I reread DeWitt and Stonebraker’s (D&S) MapReduce criticism [1] and I still find it misguided 12 years later.

Map() is not equivalent to a SQL GROUP BY clause, it is equivalent to a user-defined Table Function that is used in a FROM clause. This mimics the Extract and Transform stages in a SQL ETL pipeline. The Extract is implied by the input format.

The Reduce() is very much equivalent to a user-defined Aggregate Function. D&S accurately criticize the sub-optimal materialization of intermediate data sets but they under appreciate the implicit input split and distributed sorting mechanism which dominated the Terasort benchmark at the time (a Jim Gray creation).

On-Premise commodity Hadoop clusters lost out to public Infrastructure-as-a-Service clusters. None of the five takedown categories turned out to be important. The tools have evolved and cloud-native data warehouses and ETL systems are now the best of both worlds.

[1] https://homes.cs.washington.edu/~billhowe/mapreduce_a_major_...

mrits 2193 days ago

"Map() is not equivalent to a SQL GROUP BY clause, it is equivalent to a user-defined Table Function that is used in a FROM clause."

No, the projection doesn't remove redundancy under most cases. There also isn't any reason you couldn't have UDF's in the GROUP BY clause. I've written implementations of both and I think the GROUP BY is an excellent comparison for understanding Map in MapReduce Systems.

sradman 2193 days ago

> the projection doesn't remove redundancy under most cases

Maybe I'm missing something; I don't understand why projections are part of this discussion. Maybe I should have been more precise. I was thinking about the type of Table UDF that Aster Data made popular around the time DeWitt and Stonebraker wrote their article (Jan 2008). These Table UDFs were written in languages like Java or C/C++ and generally accessed data external to the database engine. Aster Data marketing defined the functionality in terms of MapReduce.

The point I was trying to make was that the Map() part of MapReduce is equivalent to a distributed ETL pipeline. This remains one of the key use cases for Spark. The Reduce() part is no longer relevant in the new world of cheap and scalable column stores. DeWitt and Stonebraker's Teradata-like enterprise data warehouses suffered the same fate.

ramraj07 2193 days ago

When you say cloud-native data warehouses do you mean things like snowflake/redshift/big-query or something else? As part of an org making the transition from spark to these I can definitely agree that these tools are better suited for practical data engineering in the medium-big-data scale (anything not Google/Facebook)

sradman 2193 days ago

I was thinking AWS Athena (Presto) for the data warehouse and AWS Glue (Spark) for ETL. Redshift has always had the feel of a Column Store Appliance that runs side-by-side with your other IaaS resources.

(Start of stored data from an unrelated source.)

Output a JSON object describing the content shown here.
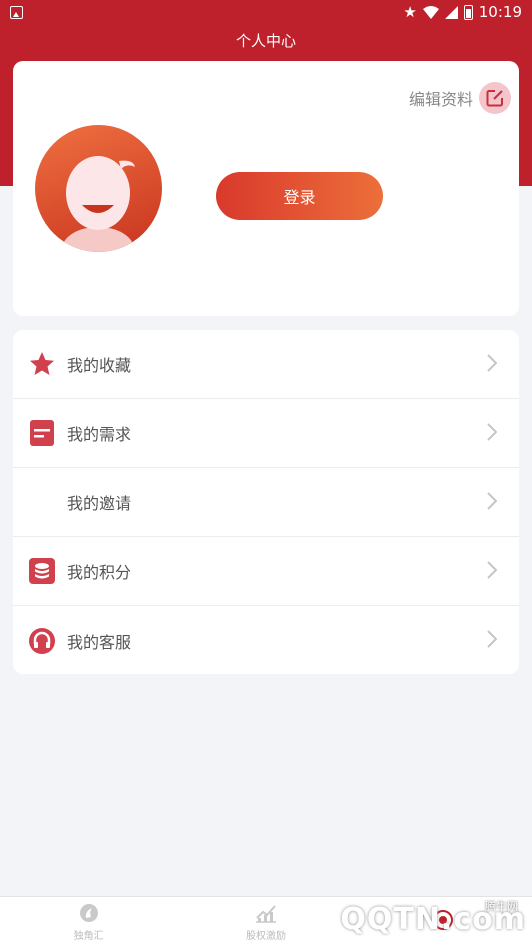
{
  "status_bar": {
    "time": "10:19",
    "icons": [
      "notification-icon",
      "star-icon",
      "wifi-icon",
      "signal-icon",
      "battery-icon"
    ]
  },
  "header": {
    "title": "个人中心"
  },
  "profile": {
    "edit_label": "编辑资料",
    "edit_icon": "edit-icon",
    "login_label": "登录"
  },
  "menu": {
    "items": [
      {
        "label": "我的收藏",
        "icon": "star-icon"
      },
      {
        "label": "我的需求",
        "icon": "list-icon"
      },
      {
        "label": "我的邀请",
        "icon": ""
      },
      {
        "label": "我的积分",
        "icon": "coins-icon"
      },
      {
        "label": "我的客服",
        "icon": "headset-icon"
      }
    ]
  },
  "tabbar": {
    "items": [
      {
        "label": "独角汇",
        "icon": "unicorn-icon"
      },
      {
        "label": "股权激励",
        "icon": "chart-icon"
      },
      {
        "label": "",
        "icon": "user-icon"
      }
    ]
  },
  "watermark": {
    "text": "QQTN.com",
    "sub": "腾牛网"
  },
  "colors": {
    "brand_red": "#bf212c",
    "accent_orange": "#ec6f3a",
    "icon_red": "#d0404d"
  }
}
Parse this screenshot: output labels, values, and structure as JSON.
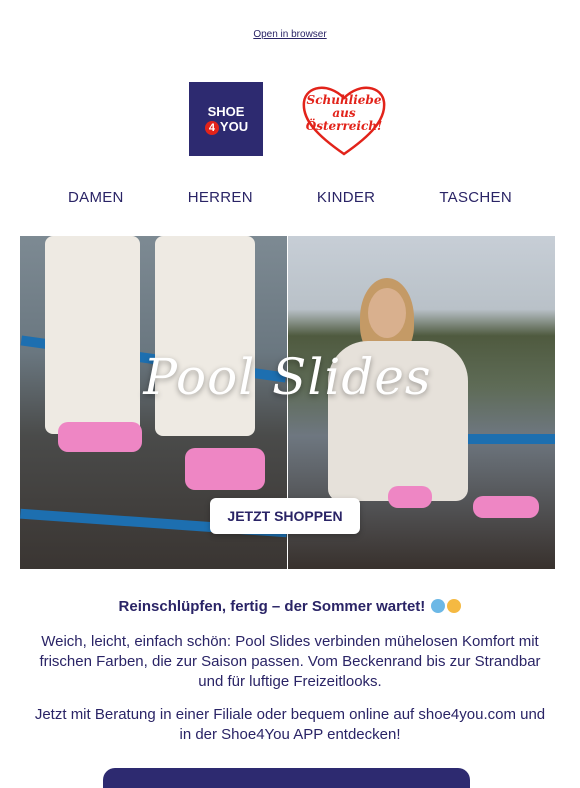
{
  "header": {
    "browser_link": "Open in browser"
  },
  "logo": {
    "line1": "SHOE",
    "four": "4",
    "line2": "YOU"
  },
  "badge": {
    "line1": "Schuhliebe",
    "line2": "aus",
    "line3": "Österreich!"
  },
  "nav": {
    "items": [
      "DAMEN",
      "HERREN",
      "KINDER",
      "TASCHEN"
    ]
  },
  "hero": {
    "headline": "Pool Slides",
    "cta": "JETZT SHOPPEN"
  },
  "content": {
    "tagline": "Reinschlüpfen, fertig – der Sommer wartet!",
    "paragraph1": "Weich, leicht, einfach schön: Pool Slides verbinden mühelosen Komfort mit frischen Farben, die zur Saison passen. Vom Beckenrand bis zur Strandbar und für luftige Freizeitlooks.",
    "paragraph2": "Jetzt mit Beratung in einer Filiale oder bequem online auf shoe4you.com und in der Shoe4You APP entdecken!"
  },
  "colors": {
    "brand": "#2d2a70",
    "accent": "#e2231a",
    "slide": "#ee86c4"
  }
}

There is nothing particularly cloud-native about it other than the way it is provisioned and managed in the AWS web Console. Amazon QuickSight seems like an excellent alternative to Enterprise BI pivot tables like Tableau, Excel, PowerPivot, Business Objects, and Cognos. Amazon seems to be ahead of the competition (again) when it comes to ETL/DW/BI-as-a-Service, at least in terms of price-per-performance.

I don't know anything about Snowflake. SQL makes BigQuery and Hive easier to program than MapReduce/Pig but I don't think of these technologies as data warehouses.

Column Stores (compressed bitmap indexes batch updated with an ETL-like process) make exceptional data warehouses. Row oriented data warehouses all feel like anachronisms now.

jrumbut 2194 days ago

I think it's a bit of a shame that the MapReduce concept got the shiny object treatment since I thought it was a nice pragmatic approach to a useful set of problems that are faced all the time and often addressed with ad-hoc programs that make a mess.

People always looked down on those that used Hadoop or somesuch for <1GB of data, but while it wasn't needed from a technology perspective it gave a structure to the project.

Now many places are back in the world of one-off scripts, and I think something of value was lost (even if it was a little ridiculous to fire up a cluster for something Excel or SQLite could handle).

throwaway_pdp09 2193 days ago

> People always looked down on those that used Hadoop or somesuch for <1GB of data, but while it wasn't needed from a technology perspective it gave a structure to the project.

What 'structure'? Why is it so important that it makes it worthwhile firing up a large, complex framework? I'm beyond baffled.

cbcoutinho 2193 days ago

The same 'structure' that makes it easy to onboard new co-workers because they've seen the same project 'structure' before in the past. In that sense, the bottleneck in an organization is getting people productive as fast as possible, even that means using a cleaver instead of a scalpel.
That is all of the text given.